On Thanksgiving Day I found myself in the vicinity of Cleveland with a couple of hours to spare on my way to Pittsburgh for a family dinner. This was no coincidence. I have long wanted to explore Cuyahoga National Park, which is shoehorned into the densely populated region between Cleveland and Akron, OH. Talk about urban wilderness.
Ironically, since I-80 bisects the park, I have driven through it innumerable times on my way to and from the east coast. Until now, however, I have not taken the time to get off the interstate to see it. In other words, I have been as guilty as anyone of seeing the destination as more important than the journey. It was a great pleasure, even in this largely colorless season, to wander up and down the Cuyahoga River and get a taste for the lovely landscape.
Wikipedia has an entry for the term “urban wilderness.” However, the description of the “key traits” that constitute such a place could also describe any other kind of wilderness.
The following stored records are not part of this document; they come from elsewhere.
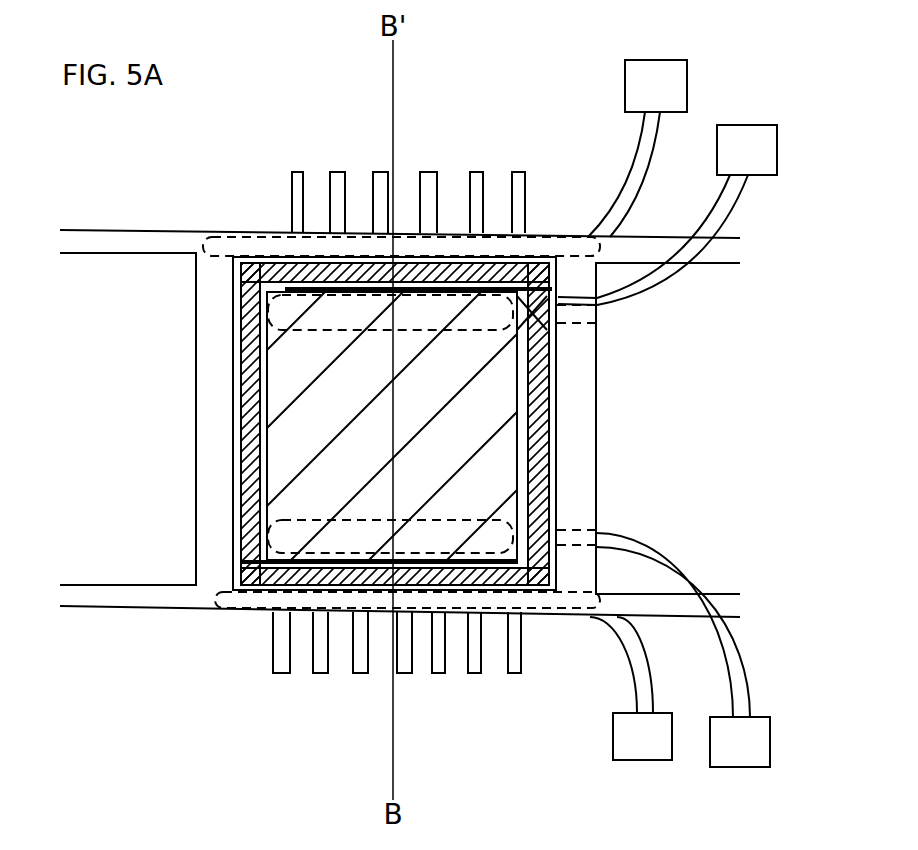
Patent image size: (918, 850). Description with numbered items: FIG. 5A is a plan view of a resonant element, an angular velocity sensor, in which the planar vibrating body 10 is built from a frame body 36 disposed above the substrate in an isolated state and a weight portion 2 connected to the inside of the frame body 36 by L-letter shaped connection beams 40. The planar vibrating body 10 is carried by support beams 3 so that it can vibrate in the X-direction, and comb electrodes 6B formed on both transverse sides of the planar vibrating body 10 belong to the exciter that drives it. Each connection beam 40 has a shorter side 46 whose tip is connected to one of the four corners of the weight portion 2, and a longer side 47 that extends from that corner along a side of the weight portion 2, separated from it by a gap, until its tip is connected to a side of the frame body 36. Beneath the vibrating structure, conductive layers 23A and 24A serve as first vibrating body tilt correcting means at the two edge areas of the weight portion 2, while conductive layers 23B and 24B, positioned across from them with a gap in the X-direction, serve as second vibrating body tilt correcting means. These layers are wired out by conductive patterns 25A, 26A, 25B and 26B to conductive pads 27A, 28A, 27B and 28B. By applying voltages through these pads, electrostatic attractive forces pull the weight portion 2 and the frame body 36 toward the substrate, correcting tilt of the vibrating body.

The weight portion 2 is at (497, 350).
The support beams 3 is at (155, 243).
The comb electrodes 6B is at (520, 172).
The planar vibrating body 10 is at (573, 237).
The conductive layer 23A is at (345, 553).
The conductive layer 23B is at (227, 617).
The conductive layer 24A is at (350, 305).
The conductive layer 24B is at (243, 250).
The conductive pattern 25A is at (665, 560).
The conductive pattern 25B is at (627, 653).
The conductive pattern 26A is at (682, 275).
The conductive pattern 26B is at (648, 142).
The conductive pad 27A is at (738, 770).
The conductive pad 27B is at (643, 768).
The conductive pad 28A is at (752, 123).
The conductive pad 28B is at (665, 58).
The frame body 36 is at (318, 217).
The connection beams 40 is at (385, 257).
The shorter sides 46 is at (262, 262).
The longer sides 47 is at (443, 279).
It leans towards things like biodiversity, soil quality and an “unstructured aesthetic.” All important to the wilderness half of the equation, certainly. No mention, though, of the proximity or intrusion of a built environment.
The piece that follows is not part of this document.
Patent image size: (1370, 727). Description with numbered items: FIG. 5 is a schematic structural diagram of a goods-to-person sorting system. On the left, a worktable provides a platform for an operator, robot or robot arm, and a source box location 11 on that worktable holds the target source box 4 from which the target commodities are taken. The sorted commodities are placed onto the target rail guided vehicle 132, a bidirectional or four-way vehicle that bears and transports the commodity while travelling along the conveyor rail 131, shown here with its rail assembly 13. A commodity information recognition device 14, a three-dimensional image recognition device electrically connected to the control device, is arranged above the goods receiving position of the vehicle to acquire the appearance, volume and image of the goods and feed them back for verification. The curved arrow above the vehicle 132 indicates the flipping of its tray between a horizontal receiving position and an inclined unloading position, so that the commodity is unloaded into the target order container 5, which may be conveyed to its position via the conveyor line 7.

As you can see from my photo essay, the built environment is a major component of the Cuyahoga National Park experience—as I see it.
In fact, one of the highlights of my visit was walking across the Brecksville-Northfield High Level Bridge, which—as the name accurately suggests—provides panoramic and breathtaking views of the Cuyahoga Valley in both directions. It does, that is, if you bother to get out of the car. Unfortunately, that is not encouraged. I had to park some distance away and walk along the road to get to it. Although the bridge itself had adequate shoulders, there were no trails or sidewalks approaching it from either direction.
I learned that the reason for this curious omission was probably deliberate. After only a few minutes of peering over the edge with my camera, a police car pulled up next to me. The cop asked me if I was “just taking pictures.” I smiled and said yes, but must have given him a quizzical expression. He informed me that this bridge was favored by those with suicidal tendencies. I assured him that it hadn’t occurred to me and he drove off.
I had already been thankful for the beautiful day and the remarkable park set aside amidst such surroundings, but Thanksgiving suddenly took on another and more profound level of meaning.